City-Country Partnership Brings Hope Despite Challenges

Orion Beckmeyer says that being part of Growing Hope has been a blessing – especially after he joined a trip to Kenya to visit overseas programs.

“Seeing where the Growing Hope funds go changes you forever.”

Orion, who lives in rural Hartsburg, Mo., has been part of a Growing Project at Peace United Church of Christ in Hartsburg since 2002. When their city-partner dropped out after the first year, a Peace church member asked a local city church – St. Andrew’s Lutheran in Columbia – to join their project.

“We’re all the same family of God – maybe different denominations but we’re all one body of Christ,” Orion says about the 19-year-old partnership.

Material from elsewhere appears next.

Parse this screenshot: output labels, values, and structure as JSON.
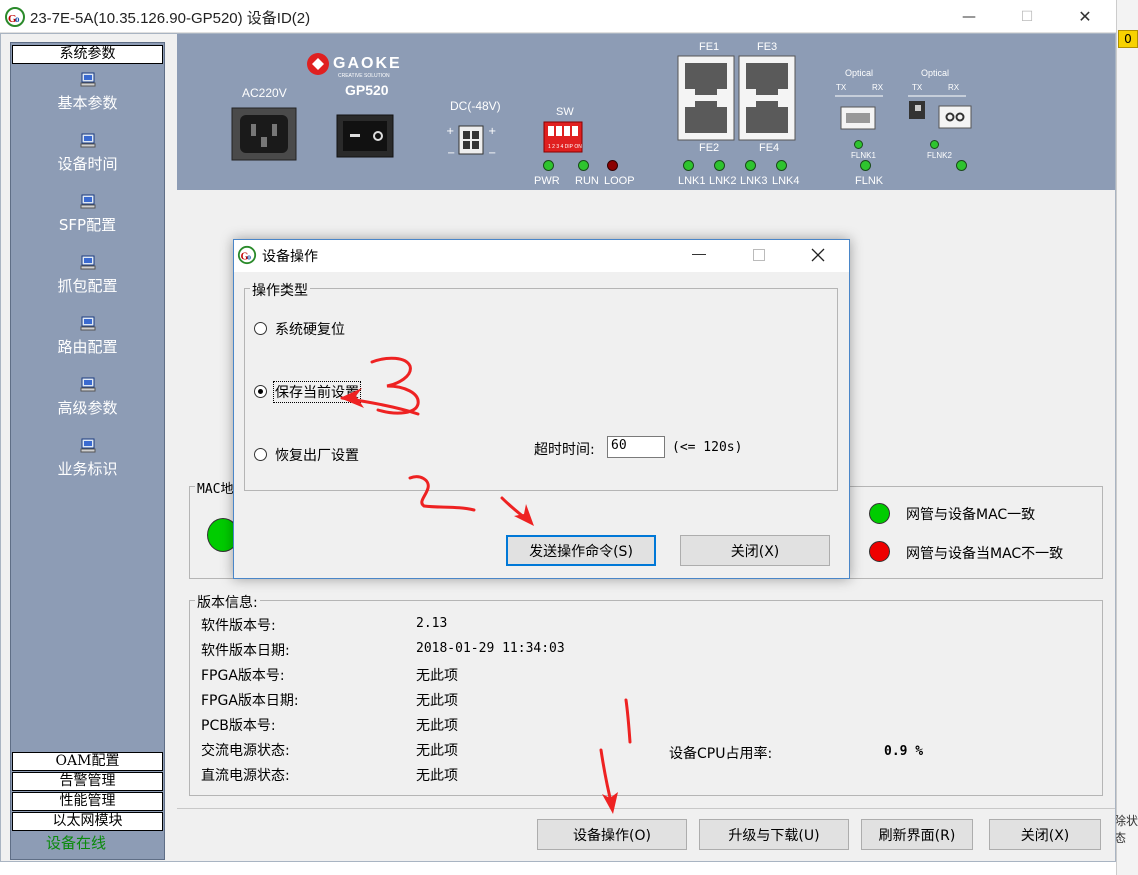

However, the Hartsburg-Columbia Growing Project has seen rural participation drop in recent years. Orion says he is unsure of how to increase participation from his church members.

Although several farmers were part of the Growing Project in the past, farmers have dropped out for a variety of reasons. Farmers retire and their children aren’t interested in continuing the connection either because of finances or lack of interest. Also, flooding along the Missouri River levees continually wipes out bean crops. Two farmers decided it wasn’t worth even trying to plant their levee acres used for the Growing Project, with Orion’s plot flooding out the past two years. Another 30 acres by a ball diamond was donated for one year, but that donation stopped.

Karon Speckman, chair of St. Andrew’s Global Mission Team, says: “Numbers from the last several years show that the farmers at Hartsburg are struggling. And we need help to get more people involved from their parish who aren’t farmers.”

She says the city church has increased its support of the Growing Project strongly through quilt raffles and crafts sales, Lenten hunger offerings, and meal events. But, the farmers at Hartsburg are struggling.

Orion adds that the rural church members think that only the farmer members of the church can be part of the Growing Project and so don’t participate in raising funds. Also, one church member who wasn’t a farmer but was very enthusiastic about Growing Hope moved out of state during COVID to live close to family members. Without that cheerleader, Orion says his church has lost enthusiasm.

One solution has been for Orion and his wife Barb to turn to alternative crops. Orion, who is retired from commodity farming, has five acres of grapes used to supply a local winery. Orion gives people cases of wine in exchange for a donation to the Growing Hope fund. Last summer Orion and Barb took excess garden produce – like cantaloupes – to sell after Sunday services for Growing Hope.

The city and country partners haven’t given up hope. Orion wants to expand and reach out to new farmers and figure out a way to involve the nonfarmers who attend his rural church. St. Andrew’s saved $1,500 from contributions this year from the quilt raffle and Lenten offerings for a grant to another group who would like to start a new Missouri Growing Project.